La double élimination en Q2 a donc laissé place à un abandon pour Zhou et à une 11e place pour Bottas, malgré cinq abandons en course. Pire, l’équipe ne parvient pas à comprendre pourquoi sa C42 a totalement perdu en performance. Des premiers éléments de réponse pourraient toutefois arriver au Canada, où Alfa Romeo prévoit des changements drastiques pour comprendre cette baisse de régime.

On demande à voir...

Le marsouinage, entre jeu politique et réel danger

Le marsouinage a été le grand sujet du week-end, avec plusieurs pilotes qui ont émis de nouvelles inquiétudes sur leur santé à long terme. Hamilton et Russell ont été les plus vocaux, le septuple champion du monde peinant à s’extraire de sa voiture dimanche, au point de mettre en doute pendant quelques heures sa participation à la course suivante. Russell, quant à lui, a émis l’idée qu’un gros accident pourrait se produire avec les pertes d’adhérence que cause le marsouinage dans les virages rapides.

Le fait que les deux pilotes Mercedes F1 s’en plaignent a poussé le clan adverse, Red Bull, à conseiller à l’équipe de simplement relever la garde au sol de sa monoplace, quitte à sacrifier quelques dixièmes. Une solution qui fonctionne sur d’autres monoplaces comme l’Aston Martin, mais pas sur la Mercedes, dont les suspensions rigides empêchent ce type de réglage.

Mais quoi qu’en dise Christian Horner, le problème ne concernait pas que Mercedes, puisque Sainz, Ocon et même Gasly s’en sont plaints, ce dernier craignant de finir sa carrière "en marchant avec une canne". Mais le léger doute que cela provoque dans l’opinion publique suffit à en faire un jeu politique, certaines équipes craignant que Mercedes ne cherche qu’à gagner de la performance.

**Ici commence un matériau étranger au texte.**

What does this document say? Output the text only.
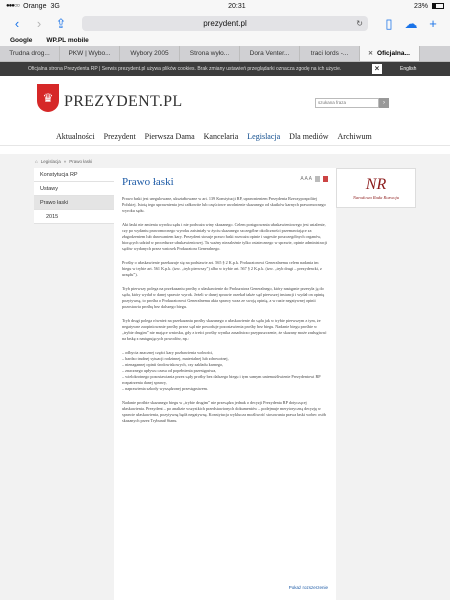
●●●○○ Orange 3G	20:31	23%
‹	›	⇪	prezydent.pl	↻	▯ ☁ +
Google WP.PL mobile
Trudna drog...	PKW | Wybo...	Wybory 2005	Strona wyło...	Dora Venter...	traci lords -...	✕ Oficjalna...
Oficjalna strona Prezydenta RP | Serwis prezydent.pl używa plików cookies. Brak zmiany ustawień przeglądarki oznacza zgodę na ich użycie.	×	English
♛ PREZYDENT.PL	szukana fraza	›
Aktualności Prezydent Pierwsza Dama Kancelaria Legislacja Dla mediów Archiwum
⌂ Legislacja » Prawo łaski
Konstytucja RP
Ustawy
Prawo łaski
2015
Prawo łaski	A A A

Prawo łaski jest uregulowane, ukształtowane w art. 139 Konstytucji RP, uprawnieniem Prezydenta Rzeczypospolitej Polskiej. Istotą tego uprawnienia jest całkowite lub częściowe uwolnienie skazanego od skutków karnych prawomocnego wyroku sądu.

Akt łaski nie zmienia wyroku sądu i nie podważa winy skazanego. Celem postępowania ułaskawieniowego jest ustalenie, czy po wydaniu prawomocnego wyroku zaistniały w życiu skazanego szczególne okoliczności przemawiające za złagodzeniem lub darowaniem kary. Prezydent stosuje prawo łaski rozważa opinie i sugestie poszczególnych organów, biorących udział w procedurze ułaskawieniowej. Tu ważny niezależnie tylko ostatecznego w sprawie, opinie administracji sądów wydanych przez wniosek Prokuratora Generalnego.

Prośby o ułaskawienie przekazuje się na podstawie art. 565 § 2 K.p.k. Prokuratorowi Generalnemu celem nadania im biegu w trybie art. 561 K.p.k. (tzw. „tryb pierwszy”) albo w trybie art. 567 § 2 K.p.k. (tzw. „tryb drugi – prezydencki, z urzędu”).

Tryb pierwszy polega na przekazaniu prośby o ułaskawienie do Prokuratora Generalnego, który następnie przesyła ją do sądu, który wydał w danej sprawie wyrok. Jeżeli w danej sprawie orzekał także sąd pierwszej instancji i wydał on opinię pozytywną, to prośba o Prokuratorowi Generalnemu akta sprawy wraz ze swoją opinią, a w razie negatywnej opinii pozostawia prośbę bez dalszego biegu.

Tryb drugi polega również na przekazaniu prośby skazanego o ułaskawienie do sądu jak w trybie pierwszym z tym, że negatywne zaopiniowanie prośby przez sąd nie powoduje pozostawienia prośby bez biegu. Nadanie biegu prośbie w „trybie drugim” nie mające wniosku, gdy z treści prośby wynika zasadniczo przypuszczenie, że skazany może zasługiwać na łaskę z następujących powodów, np.:

– odbycia znacznej części kary pozbawienia wolności,
– bardzo trudnej sytuacji rodzinnej, materialnej lub zdrowotnej,
– nienagannej opinii środowiskowych, czy zakładu karnego,
– znacznego upływu czasu od popełnienia przestępstwa,
– wielokrotnego pozostawiania przez sądy prośby bez dalszego biegu i tym samym uniemożliwienie Prezydentowi RP rozpatrzenia danej sprawy,
– naprawienia szkody wyrządzonej przestępstwem.

Nadanie prośbie skazanego biegu w „trybie drugim” nie przesądza jednak o decyzji Prezydenta RP dotyczącej ułaskawienia. Prezydent – po analizie wszystkich przedstawionych dokumentów – podejmuje merytoryczną decyzję w sprawie ułaskawienia, pozytywną bądź negatywną. Konstytucja wyklucza możliwość stosowania prawa łaski wobec osób skazanych przez Trybunał Stanu.

Pokaż rozszerzenie
NR
Narodowa Rada Rozwoju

On peut regretter que la FIA peine à intervenir, afin de mener à minima une enquête complète sur les effets du marsouinage sur les pilotes. L’action de quelques commissaires de la fédération, de spécialistes aéro et de médecins sportifs pourrait suffire pour évaluer rapidement si oui ou non, le marsouinage est un sujet de sécurité. Il faut maintenant espérer que l’on n’attende pas trop longtemps pour le savoir.

Mercedes F1 ne confirme pas ses progrès

Avant le week-end, Russell nous avait confié en exclusivité que Mercedes F1 espérait valider dans la longue ligne droite la disparition du marsouinage entrevue à Monaco, mais surtout à Barcelone. Malheureusement, il n’en a rien été, et l’on a vu la W13 talonner plus que jamais dans les 2,2 km de pleine charge. Cela implique également les virages qui se négocient à fond et mènent sur la ligne droite de 1,6 km, dans lesquels Hamilton a failli perdre le contrôle de sa monoplace, ce qui aurait pu mener à un accident très violent (voir vidéo ci-dessous).

La W13 va mieux qu’avant sur certains circuits, c’était indéniable en Espagne, mais les tracés bosselés sur lesquels ses suspensions rigides n’encaissent pas les irrégularités de l’asphalte font réapparaître rapidement le phénomène de marsouinage. L’équipe de Brackley a encore du pain sur la planche pour rattraper les deux top teams, car elle peinait plutôt, ce week-end, à se défaire des AlphaTauri.